Lazarette Modifications, Part 10: Initial Painting

The lazarette, painted and ready for the installation of the battery box shelf
The time had finally come for me to paint the lazarette of Oystercatcher, my Ericson 25. It had taken me a lot of work to get to this point, but my work would not end with this job. I would not be able to paint all of the lazarette at this time, because I still needed to install the battery bank shelf, and this installation had to await the completion, or I should say the near completion, of yet another lengthy project - the rewiring of the boat. By this point in the refitting of Oystercatcher, I had grown accustomed to such delays, and accordingly I had grown accustomed to leaving one project unfinished in order to work on some other project that was blocking my progress on the first one. I had to be satisfied with partially complete work, and at this time I had to be satisfied with a partial paint job of the lazarette.
I began by thoroughly scrubbing the hull with TSP (trisodium phosphate). This would remove the dirt and grime that had accumulated in this space in the almost 40 years since this boat's manufacture in 1975.
In the picture below, we see the lazarette after I had scrubbed it with TSP. Doesn't look very clean, does it? Well, I can assure you that it was much cleaner than it had been before I started. I used several buckets of warm water during the TSP scrubbing process. The water in each bucket would be filthy by the time I finished. To remove the TSP residue, I used several buckets of warm water (minus the TSP) as a rinse. Then I wiped down the hull with xylene to remove any residual impurities or wax that might prevent the paint from bonding well to the hull.
The fact that this space was super clean, yet still dark and dingy looking was proof enough that cleaning alone was not sufficient to transform this space. What it really needed was some white paint.
The white paint would make it much easier to see in the lazarette. Back before I ever started this project the lazarette could best be compared to a dark and inaccessible cavern.
The paint that I would use for this project was the same that I had used earlier for the shelves - Pitthane.
I would use a roller to apply most of this two-part polyurethane in the lazarette. A long handled Purdy brand brush, however, would prove very useful in the tight spaces - those spaces close to the overhead, where the roller just wouldn't fit.

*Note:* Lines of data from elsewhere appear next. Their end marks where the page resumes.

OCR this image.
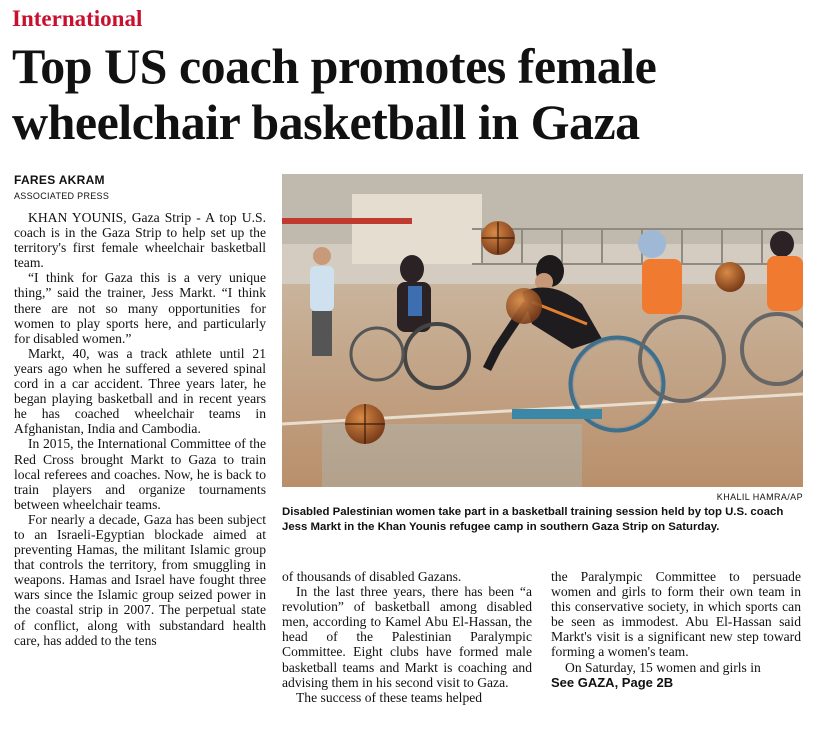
International
Top US coach promotes female
wheelchair basketball in Gaza
FARES AKRAM
ASSOCIATED PRESS

KHAN YOUNIS, Gaza Strip - A top U.S. coach is in the Gaza Strip to help set up the territory's first female wheelchair basketball team.

“I think for Gaza this is a very unique thing,” said the trainer, Jess Markt. “I think there are not so many opportunities for women to play sports here, and particularly for disabled women.”

Markt, 40, was a track athlete until 21 years ago when he suffered a severed spinal cord in a car accident. Three years later, he began playing basketball and in recent years he has coached wheelchair teams in Afghanistan, India and Cambodia.

In 2015, the International Committee of the Red Cross brought Markt to Gaza to train local referees and coaches. Now, he is back to train players and organize tournaments between wheelchair teams.

For nearly a decade, Gaza has been subject to an Israeli-Egyptian blockade aimed at preventing Hamas, the militant Islamic group that controls the territory, from smuggling in weapons. Hamas and Israel have fought three wars since the Islamic group seized power in the coastal strip in 2007. The perpetual state of conflict, along with substandard health care, has added to the tens

KHALIL HAMRA/AP
Disabled Palestinian women take part in a basketball training session held by top U.S. coach Jess Markt in the Khan Younis refugee camp in southern Gaza Strip on Saturday.

of thousands of disabled Gazans.

In the last three years, there has been “a revolution” of basketball among disabled men, according to Kamel Abu El-Hassan, the head of the Palestinian Paralympic Committee. Eight clubs have formed male basketball teams and Markt is coaching and advising them in his second visit to Gaza.

The success of these teams helped

the Paralympic Committee to persuade women and girls to form their own team in this conservative society, in which sports can be seen as immodest. Abu El-Hassan said Markt's visit is a significant new step toward forming a women's team.

On Saturday, 15 women and girls in

See GAZA, Page 2B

Below we see the lazarette after I had completed the first coat. I did not paint it all at one time. Instead I broke it into separate, manageable sections.
I started on the port side and worked from the aft end forward. Ignore the white in the bilge (far left). This was the last area that I painted. I saved it for last, because I had to position my body in this space while painting the aft end of the port side.
The forward end of the port side was easy to paint. It was not at all difficult to reach into this space while sitting in the open area of the bilge where the battery bank shelf would eventually be. I should note that the blue tape that you see pictured on the bulkhead is there to protect the studs. Not long after the painting I would begin the electrical work, and I would mount the backplane for the DC main circuit on these studs.
This should help you understand why I did not want to install the battery box shelf in the bilge at this time. For one thing, it would have made it much more difficult for me to paint the aft end of the lazarette. More importantly, it would have made it much more difficult for me to do the electrical work in the lazarette. I would later spend many an hour sitting in that large, unpainted area of the lazarette, pulling wires, crimping terminals, and screwing things into place.
Next I focused on the starboard side, and again I worked from the aft end forward. I chose not to paint the overhead of the lazarette. Most of it was clean, undisturbed fiberglass. When cleaning the lazarette, prior to the painting, I simply wiped the overhead with xylene to remove dust and residue.
The paint made the shelf look like it had always been there.
The next day it was time for the second coat.
I've said this before, but it's worth saying it again. I learned the hard way when I first started working with Pitthane (on a separate project from the lazarette), that it's not worth it trying to reuse the plastic mixing pots or roller trays with this two-part paint. Even when using the proprietary solvent/thinner (which is not cheap), it's hard to remove the paint from these plastic containers. It's easier and cheaper (since you're not wasting the solvent) to use new plastic containers each time.
When painting the second coat, I also took the time to paint the space underneath the port and starboard shelves.
I also did a little brush work through the hatch hole in the cockpit locker. Coming at the shelf from above enabled me to hit a few spots that I had missed when using the roller down below.
At this time I also painted the side of the icebox on the forward end of the bulkhead on the starboard side.
Additionally, I painted the water tank cleats just above the bilge.
The lazarette was starting to look a lot better. It was much brighter and much easier to see in this space. Now I could begin the rewiring of the boat, and after I had completed almost all of this lengthy task I could return to my work on this space.

This ends this posting on how I did the initial painting for the lazarette of Oystercatcher, my Ericson 25.